Weißt Du, SangSom, manche Leute reden und schreiben einen solchen Schwachfug, dass nicht mal das genaue Gegenteil davon richtig ist.

Du bist so einer.

"Lügen hab ich nicht notwendig. .... Kann es sein, daß Du meine hier gestellten Fragen beantworten kannst? Dann tu es."

Na dann mal los. (Die Auforderung richtet sich zwar an Urbanessa, aber Dein Unsinn lässt auch mich nicht unberührt.

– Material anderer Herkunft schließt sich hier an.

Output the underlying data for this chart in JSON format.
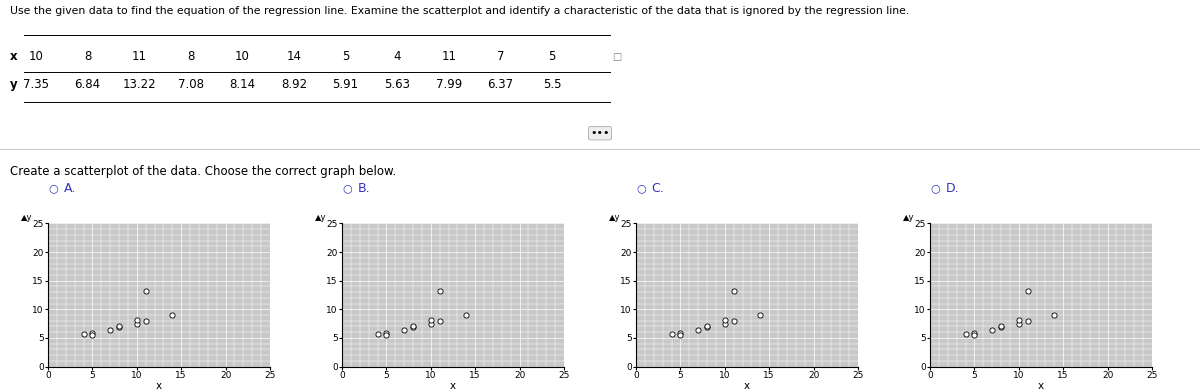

"Ich habe nicht zu Allem eine Meinung. Aber 60 Jahre reichlich Erfahrung gesammelt. (...) Deshalb lebe ich heute schon 4 Jahre in TH. Mit einer Rente, die ungefähr das 12-fache eines Hartz4 Regelsatzes ausmacht. Netto."

und in einer weiteren Äußerung:

"Seit 6 Jahren habe ich eine feste Freundin. Ich hab sie mit 32 kennengelernt. Wir wohnen in einem 160m² Haus das ich komplett neu eingerichtet habe. (....) Ach ja, ihr Grandpa ist Lt. General und war mal im Parlament."

Kommen wir erst mal zu Deinem Alter. Also, Du hast Deine Freundin mit 32 kennengelernt, und zwar vor sechs Jahren. Ich kann natürlich, versteht sich von selbst, nicht so gut rechnen wie Du, aber mein Taschenrechner verrät mir: Du bist 38. Und da Du an anderer Stelle behauptest, dass Du als Rentner seit vier Jahren in Thailand lebst, musst Du mit 34 Jahren Rentner geworden sein.

Wie Du sie seit 6 Jahren kennen kannst, aber erst seit 4 Jahren in Thailand lebst - diese Frage lassen wir jetzt mal weg. Ja, schon richtig, Du kannst sie bereits in einem früheren Urlaub kennengelernt haben.

Dann sprichst Du von 60 Jahren Erfahrung. Da meine Erfahrungen nicht bis zur Geburt zurückreichen, sondern ich, sagen wir mal, ab 15 damit anfing, solche Erfahrungen zu sammeln, müsstest Du jetzt 75 sein.

Also, wie alt bist Du nun? 38 oder 75?

Jetzt wenden wir uns mal Deiner Rente zu. Du kriegst also das 12fache eines Hartz-IV-Regelsatzes, netto, versteht sich. Dein bester Freund hat sogar nochmal 40 Prozent mehr Rente als Du.

Der Hartz-IV-Satz liegt so um 375 / 380 Euro (ohne Miete), Du bekommst mithin ca. 4.500 € netto. Alle Achtung! Welchen Beruf hast Du denn mal ausgeübt? Por...? Zuhä...?

Die Höchstrente jedenfalls, das hat ja Urbanessa schon geschrieben, liegt bei 2.200 € - wenn man 45 Jahre eingezahlt hat. Aber vielleicht hast Du ja vergessen, den deutschen Behörden mitzuteilen, dass Deine, wie war noch Deine Wortwahl?, richtig - "fette deutsche" - Frau vor einigen Jahren gestorben ist, und Du kassierst im fernen Thailand ihre Rente mit? Die müsste dann allerdings ebenfalls 45 Jahre eingezahlt haben und an oder über der Beitragsbemessungsgrenze gelegen haben, sonst haut das nicht hin.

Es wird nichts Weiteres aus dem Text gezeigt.